January 2022 was one of the most profound months of my life lived thus far - and not for the reasons one might think. While it carried significance as the month prior to my three-year wedding anniversary and marked one year since Joe Biden’s ascension to the presidency, it was more importantly when I started learning EMDR. Eye Movement Desensitization and Reprocessing is a form of psychotherapy discovered by Dr. Francine Shapiro in 1987. I say discovered because Dr. Shapiro didn’t intentionally think about upsetting imagery while watching an object move across her visual field. Even psychotherapists aren’t that crazy. But accidental as it was, her discovery is to psychology what the New World is to geography. Perhaps uncontacted tribes practiced EMDR for millennia, but modern psychology accredits it to Shapiro nonetheless.

As indicated above, EMDR involves thinking about upsetting memories while watching an object move back and forth across the visual field. These memories are in many cases associated with traumatic events, but can also be related to anxious, depressive, or obsessive thought content. Traditionally, the objects in question are therapist’s fingers, though recent proliferation of virtual technology allows for the use of complicated machines, like pointers and spoons. Some therapists with poor monetary management skills invest in alternating light bars. In any case, when this protocol is conducted on a given memory, something in this equation - because nobody is actually quite sure how EMDR works - leads to the alleviation of suffering associated with targeted memories.

Before learning EMDR, I thought of therapy as a process that was primarily about talking. Of the endless persons helplessly blundering through life, some were chosen by fate to receive money in exchange for listening to the rest, and that was called the therapeutic process. The profound revelation of cognitive psychology taught therapists to help clients by explaining how much happier and calmer they could be, if only they weren’t so depressed and anxious all the time.

EMDR is a total game-changer. Instead of therapy being all about the therapist-client dialogue, much of the focus is on clients’ internal processes and making sense of themselves, by themselves, for themselves. Once clients are immersed in the process, the therapist becomes an observer, watching people heal at rates unimaginable in traditional talk therapy.

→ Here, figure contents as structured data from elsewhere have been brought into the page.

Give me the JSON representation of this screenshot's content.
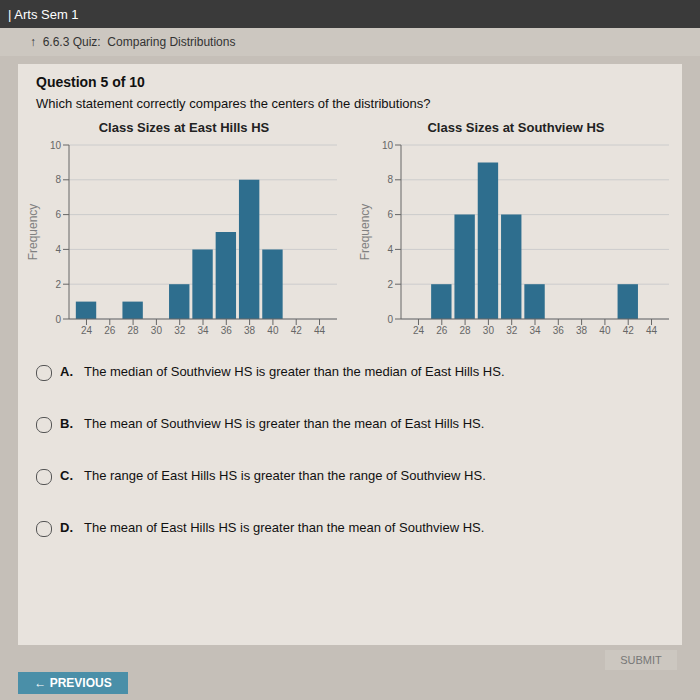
{
  "chart_data": [
    {
      "type": "bar",
      "title": "Class Sizes at East Hills HS",
      "ylabel": "Frequency",
      "x": [
        24,
        26,
        28,
        30,
        32,
        34,
        36,
        38,
        40,
        42,
        44
      ],
      "values": [
        1,
        0,
        1,
        0,
        2,
        4,
        5,
        8,
        4,
        0,
        0
      ],
      "color": "#2e6e8e",
      "xlim": [
        22.5,
        45.5
      ],
      "xticks": [
        24,
        26,
        28,
        30,
        32,
        34,
        36,
        38,
        40,
        42,
        44
      ],
      "ylim": [
        0,
        10
      ],
      "yticks": [
        0,
        2,
        4,
        6,
        8,
        10
      ],
      "grid": true
    },
    {
      "type": "bar",
      "title": "Class Sizes at Southview HS",
      "ylabel": "Frequency",
      "x": [
        24,
        26,
        28,
        30,
        32,
        34,
        36,
        38,
        40,
        42,
        44
      ],
      "values": [
        0,
        2,
        6,
        9,
        6,
        2,
        0,
        0,
        0,
        2,
        0
      ],
      "color": "#2e6e8e",
      "xlim": [
        22.5,
        45.5
      ],
      "xticks": [
        24,
        26,
        28,
        30,
        32,
        34,
        36,
        38,
        40,
        42,
        44
      ],
      "ylim": [
        0,
        10
      ],
      "yticks": [
        0,
        2,
        4,
        6,
        8,
        10
      ],
      "grid": true
    }
  ],
  "annotations": [
    "| Arts Sem 1",
    "↑  6.6.3 Quiz:  Comparing Distributions",
    "Question 5 of 10",
    "Which statement correctly compares the centers of the distributions?",
    "A.",
    "The median of Southview HS is greater than the median of East Hills HS.",
    "B.",
    "The mean of Southview HS is greater than the mean of East Hills HS.",
    "C.",
    "The range of East Hills HS is greater than the range of Southview HS.",
    "D.",
    "The mean of East Hills HS is greater than the mean of Southview HS.",
    "SUBMIT",
    "← PREVIOUS"
  ]
}
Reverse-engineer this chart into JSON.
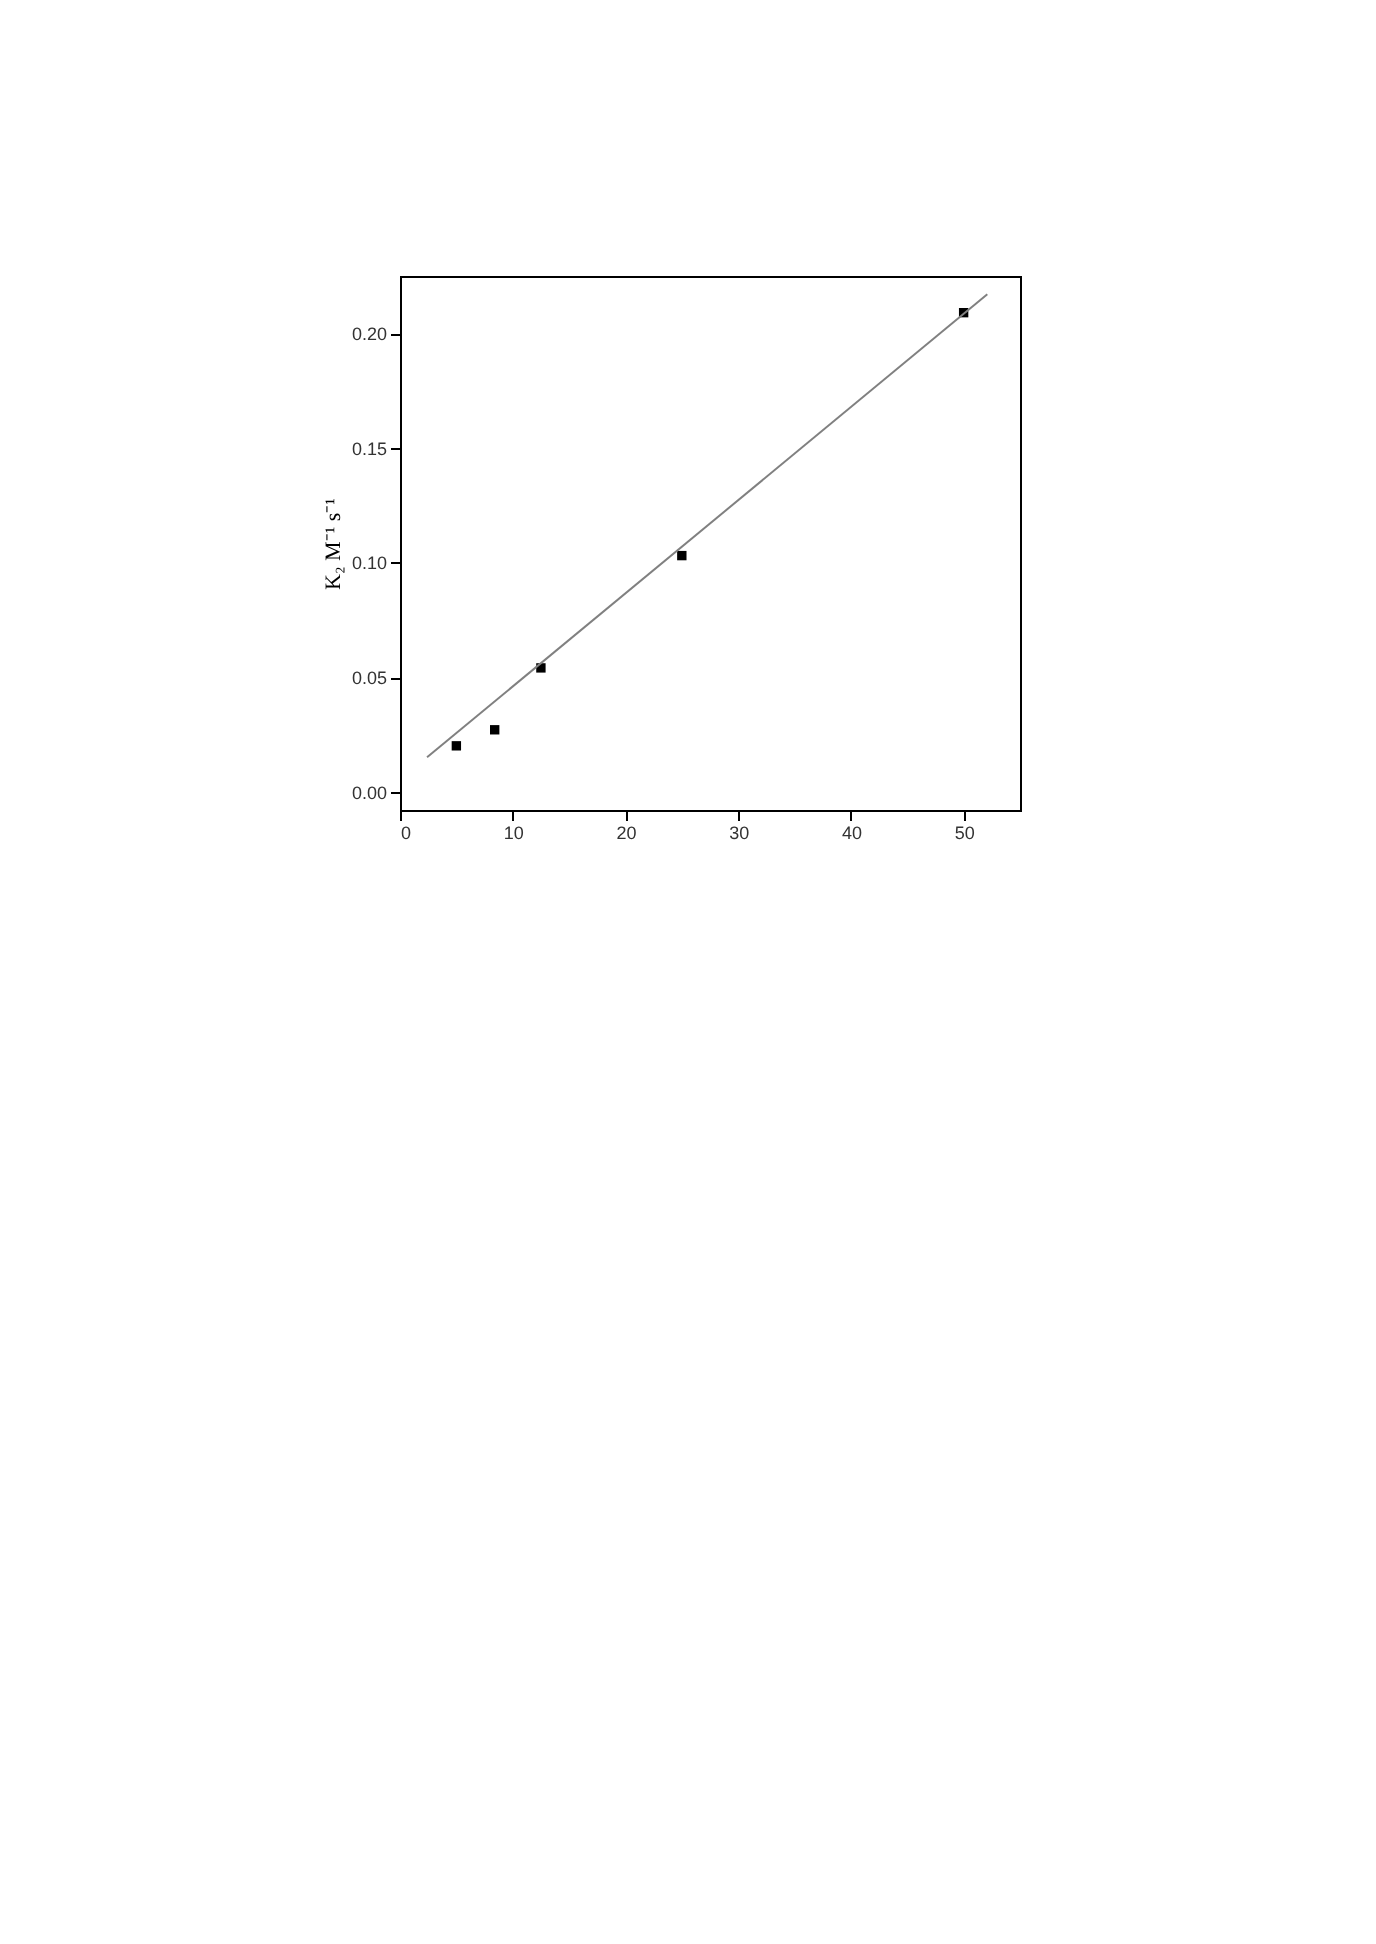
{
  "chart_data": {
    "type": "scatter",
    "ylabel": "K₂ M⁻¹ s⁻¹",
    "x": [
      5,
      8.4,
      12.5,
      25,
      50
    ],
    "series": [
      {
        "type": "scatter",
        "color": "#000000",
        "marker": "square",
        "values": [
          0.02,
          0.027,
          0.054,
          0.103,
          0.209
        ]
      },
      {
        "type": "line",
        "color": "#808080",
        "line_style": "solid",
        "x": [
          2.4,
          52.1
        ],
        "values": [
          0.015,
          0.217
        ]
      }
    ],
    "xlim": [
      0,
      55
    ],
    "ylim": [
      -0.008,
      0.225
    ],
    "xticks": [
      0,
      10,
      20,
      30,
      40,
      50
    ],
    "yticks": [
      {
        "value": 0,
        "label": "0.00"
      },
      {
        "value": 0.05,
        "label": "0.05"
      },
      {
        "value": 0.1,
        "label": "0.10"
      },
      {
        "value": 0.15,
        "label": "0.15"
      },
      {
        "value": 0.2,
        "label": "0.20"
      }
    ],
    "grid": false
  }
}
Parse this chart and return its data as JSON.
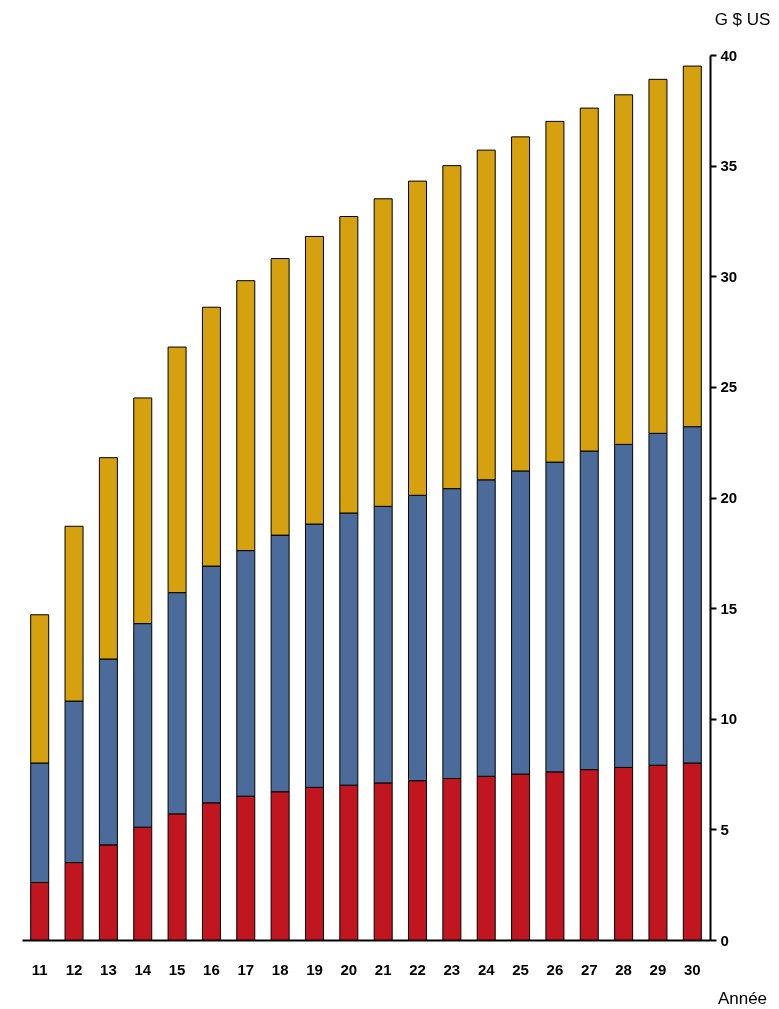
{
  "chart_data": {
    "type": "bar",
    "stacked": true,
    "ylabel": "G $ US",
    "xlabel": "Année",
    "categories": [
      "11",
      "12",
      "13",
      "14",
      "15",
      "16",
      "17",
      "18",
      "19",
      "20",
      "21",
      "22",
      "23",
      "24",
      "25",
      "26",
      "27",
      "28",
      "29",
      "30"
    ],
    "series": [
      {
        "color": "#c1161f",
        "values": [
          2.6,
          3.5,
          4.3,
          5.1,
          5.7,
          6.2,
          6.5,
          6.7,
          6.9,
          7.0,
          7.1,
          7.2,
          7.3,
          7.4,
          7.5,
          7.6,
          7.7,
          7.8,
          7.9,
          8.0
        ]
      },
      {
        "color": "#4b6b9b",
        "values": [
          5.4,
          7.3,
          8.4,
          9.2,
          10.0,
          10.7,
          11.1,
          11.6,
          11.9,
          12.3,
          12.5,
          12.9,
          13.1,
          13.4,
          13.7,
          14.0,
          14.4,
          14.6,
          15.0,
          15.2
        ]
      },
      {
        "color": "#d5a10f",
        "values": [
          6.7,
          7.9,
          9.1,
          10.2,
          11.1,
          11.7,
          12.2,
          12.5,
          13.0,
          13.4,
          13.9,
          14.2,
          14.6,
          14.9,
          15.1,
          15.4,
          15.5,
          15.8,
          16.0,
          16.3
        ]
      }
    ],
    "ylim": [
      0,
      40
    ],
    "yticks": [
      0,
      5,
      10,
      15,
      20,
      25,
      30,
      35,
      40
    ],
    "grid": false
  }
}
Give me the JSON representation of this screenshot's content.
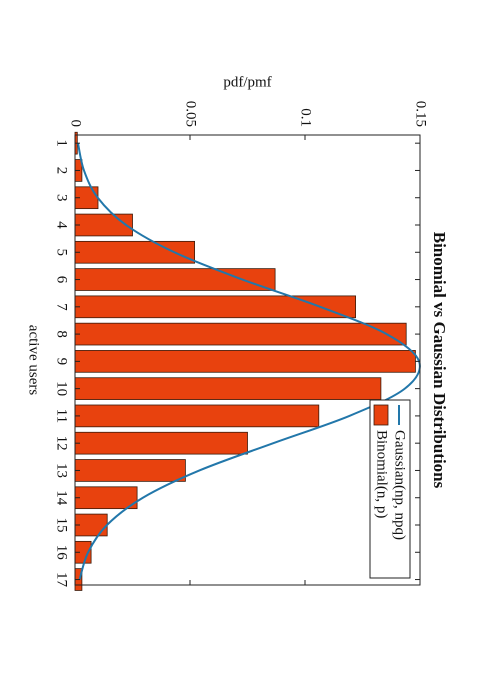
{
  "chart_data": {
    "type": "bar",
    "title": "Binomial vs Gaussian Distributions",
    "xlabel": "active users",
    "ylabel": "pdf/pmf",
    "x": [
      1,
      2,
      3,
      4,
      5,
      6,
      7,
      8,
      9,
      10,
      11,
      12,
      13,
      14,
      15,
      16,
      17
    ],
    "xlim": [
      0.7,
      17.2
    ],
    "xticks": [
      1,
      2,
      3,
      4,
      5,
      6,
      7,
      8,
      9,
      10,
      11,
      12,
      13,
      14,
      15,
      16,
      17
    ],
    "ylim": [
      0,
      0.15
    ],
    "yticks": [
      0,
      0.05,
      0.1,
      0.15
    ],
    "legend": "northeast",
    "series": [
      {
        "name": "Gaussian(np, npq)",
        "type": "line",
        "color": "#2277aa",
        "values": [
          0.0013,
          0.0039,
          0.0099,
          0.0222,
          0.0432,
          0.0728,
          0.1066,
          0.1355,
          0.1496,
          0.1434,
          0.1193,
          0.0862,
          0.0541,
          0.0295,
          0.0139,
          0.0057,
          0.002
        ]
      },
      {
        "name": "Binomial(n, p)",
        "type": "bar",
        "color": "#e8420e",
        "values": [
          0.001,
          0.003,
          0.01,
          0.025,
          0.052,
          0.087,
          0.122,
          0.144,
          0.148,
          0.133,
          0.106,
          0.075,
          0.048,
          0.027,
          0.014,
          0.007,
          0.003
        ]
      }
    ]
  }
}
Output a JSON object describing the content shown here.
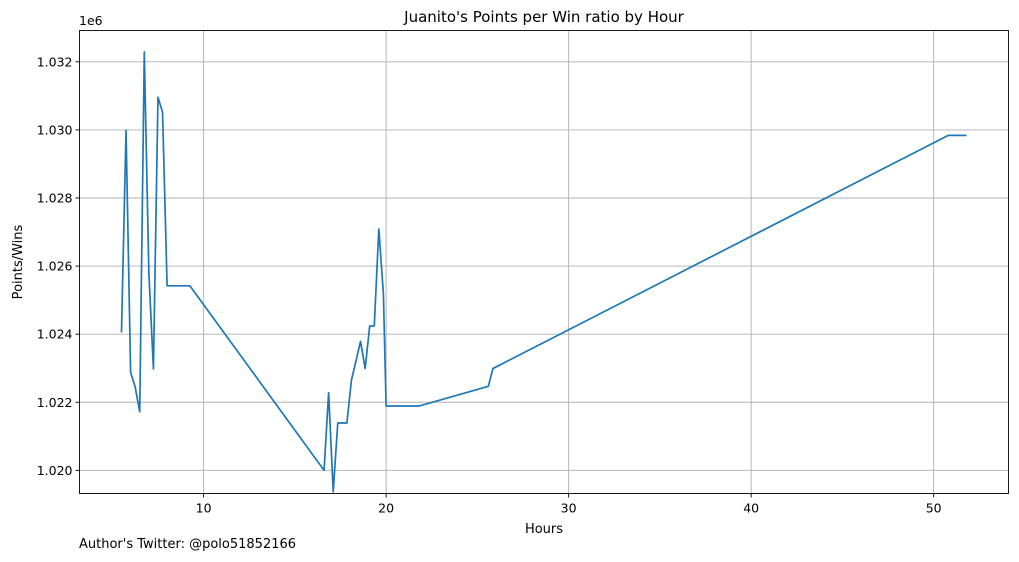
{
  "footnote": "Author's Twitter: @polo51852166",
  "chart_data": {
    "type": "line",
    "title": "Juanito's Points per Win ratio by Hour",
    "xlabel": "Hours",
    "ylabel": "Points/Wins",
    "y_offset_label": "1e6",
    "xlim": [
      3.2,
      54.1
    ],
    "ylim": [
      1.01932,
      1.03292
    ],
    "x_ticks": [
      10,
      20,
      30,
      40,
      50
    ],
    "x_tick_labels": [
      "10",
      "20",
      "30",
      "40",
      "50"
    ],
    "y_ticks": [
      1.02,
      1.022,
      1.024,
      1.026,
      1.028,
      1.03,
      1.032
    ],
    "y_tick_labels": [
      "1.020",
      "1.022",
      "1.024",
      "1.026",
      "1.028",
      "1.030",
      "1.032"
    ],
    "grid": true,
    "series": [
      {
        "color": "#1f77b4",
        "x": [
          5.5,
          5.75,
          6.0,
          6.25,
          6.5,
          6.75,
          7.0,
          7.25,
          7.5,
          7.75,
          8.0,
          9.25,
          16.6,
          16.85,
          17.1,
          17.35,
          17.6,
          17.85,
          18.1,
          18.6,
          18.85,
          19.1,
          19.35,
          19.6,
          19.85,
          20.0,
          21.8,
          25.6,
          25.85,
          50.8,
          51.8
        ],
        "y": [
          1.02405,
          1.02999,
          1.02288,
          1.02245,
          1.02172,
          1.03229,
          1.0258,
          1.02298,
          1.03096,
          1.03052,
          1.02542,
          1.02542,
          1.02,
          1.02228,
          1.01937,
          1.02139,
          1.02139,
          1.02139,
          1.02265,
          1.02379,
          1.02299,
          1.02424,
          1.02424,
          1.02709,
          1.02519,
          1.02189,
          1.02189,
          1.02247,
          1.02299,
          1.02984,
          1.02984
        ]
      }
    ]
  }
}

Even as I began training, I was very much the skeptic about whether the EMDR protocol could be significantly helpful, if at all. I signed up out of faith in the psychological giants who endorse EMDR and the knowledge that its being in vogue would likely make it a worthwhile investment. The results, however, have been completely astounding and continue to surprise me in each and every EMDR session. Even individuals with histories of severe, complex trauma show signs of change, whereas previously they tended to spin their wheels. People who struggled for years to connect with any significant emotion find themselves doing so continually and more and more deeply.

There are two objectives I have in sharing this. The first is obviously and unabashedly self-promotion. The second is the possibility of bringing healing to those who have been searching for it, possibly for years or decades. EMDR is assuredly not a cure-all and there are a number of competitive alternatives, but it just might be worth a try.